Having never conversed with a fish, I cannot answer with any degree of authority. Nor have the people of science added much of substance to the issue, at least as far as fish are concerned.
However, if we turn our collective attention to bait, there may be an answer. After lengthy research, four scientists from the University of Lund in Sweden have determined worms indeed do feel pain when they are impaled upon a hook. I am not making this up. And you thought only Uncle Sam’s bureaucrats could work such scientific wonders.
J. Alumets, R. Hakanson, F. Sundler and J. Thorell printed their findings in Nature, a British publication. I found a condensed version of their study in the New York Times.
According to their findings, “earthworms produce two kinds of chemicals, ‘enkephalins and beta endorphins,’ which have been identified in human beings as similar to opiates in their ability to affect sensations of pleasure and pain. The production of these substances by an animal is believed to help the animal endure pain.”
Furthermore, sayeth the Times, “past studies by other scientists had suggested invertebrates such as earthworms do not produce ‘enkephalins or endorphins.’ The presumption from this was that since there are no self-produced opiates in invertebrates, they probably do not feel pain. The Swedish team reported these substances are not only present, but are localized in “immunoreactive” nerves in the cerebral ganglion—the earthworm’s equivalent of a brain.
“Researchers did not speculate on the nature or intensity of pain earthworms may feel but concluded that in terms of their nervous systems, humans are not as distant from the earthworm as once believed.”
Wow. Opiates in Swedish worms? Pain and pleasure? Sounds like something for the vice squad, if you ask me. But it did get me to thinking:
Will we soon see picket lines at the bait shop?
Must we file an environmental impact statement before digging in the garden for red wigglers?
What about crickets, leeches, grubs, grasshoppers and other common live baits which find themselves in the unsettling position of straddling a No. 6 Eagle Claw hook?

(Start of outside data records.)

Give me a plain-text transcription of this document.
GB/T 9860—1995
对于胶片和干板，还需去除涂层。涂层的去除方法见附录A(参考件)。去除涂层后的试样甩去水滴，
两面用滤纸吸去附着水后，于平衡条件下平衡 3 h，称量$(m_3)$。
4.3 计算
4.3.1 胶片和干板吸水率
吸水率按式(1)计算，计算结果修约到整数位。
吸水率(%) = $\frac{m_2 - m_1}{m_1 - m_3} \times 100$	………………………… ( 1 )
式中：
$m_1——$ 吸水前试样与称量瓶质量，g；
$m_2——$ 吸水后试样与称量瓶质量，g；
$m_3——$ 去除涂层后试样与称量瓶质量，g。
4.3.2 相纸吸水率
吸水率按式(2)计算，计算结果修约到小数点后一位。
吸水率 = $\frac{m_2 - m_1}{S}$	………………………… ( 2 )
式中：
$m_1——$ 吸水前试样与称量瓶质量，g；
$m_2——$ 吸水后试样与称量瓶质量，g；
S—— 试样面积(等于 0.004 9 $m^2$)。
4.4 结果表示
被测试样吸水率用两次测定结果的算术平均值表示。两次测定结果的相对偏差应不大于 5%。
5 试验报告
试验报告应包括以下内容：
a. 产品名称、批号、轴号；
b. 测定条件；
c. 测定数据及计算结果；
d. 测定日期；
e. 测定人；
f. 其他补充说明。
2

And if being impaled weren’t bad enough, what happens when the worm, cricket, et al, is coated with a squirt of chewing tobacco juice—“for good luck”—and then swallowed, viciously, into the maw of a bluegill?
Conversely, are we to assume canned corn, cheese, doughballs and marshmallows are viable alternatives for the humane angler?
The mind boggles. Frankly, I need to go off somewhere by myself and think about this theory for a while. Perhaps I shall go fishing.
Yes, that’s exactly what I shall do! Go fishing—with artificial lures, of course. And if I have a less-than-meaningful experience with mosquitoes, I shall try to refrain from slapping.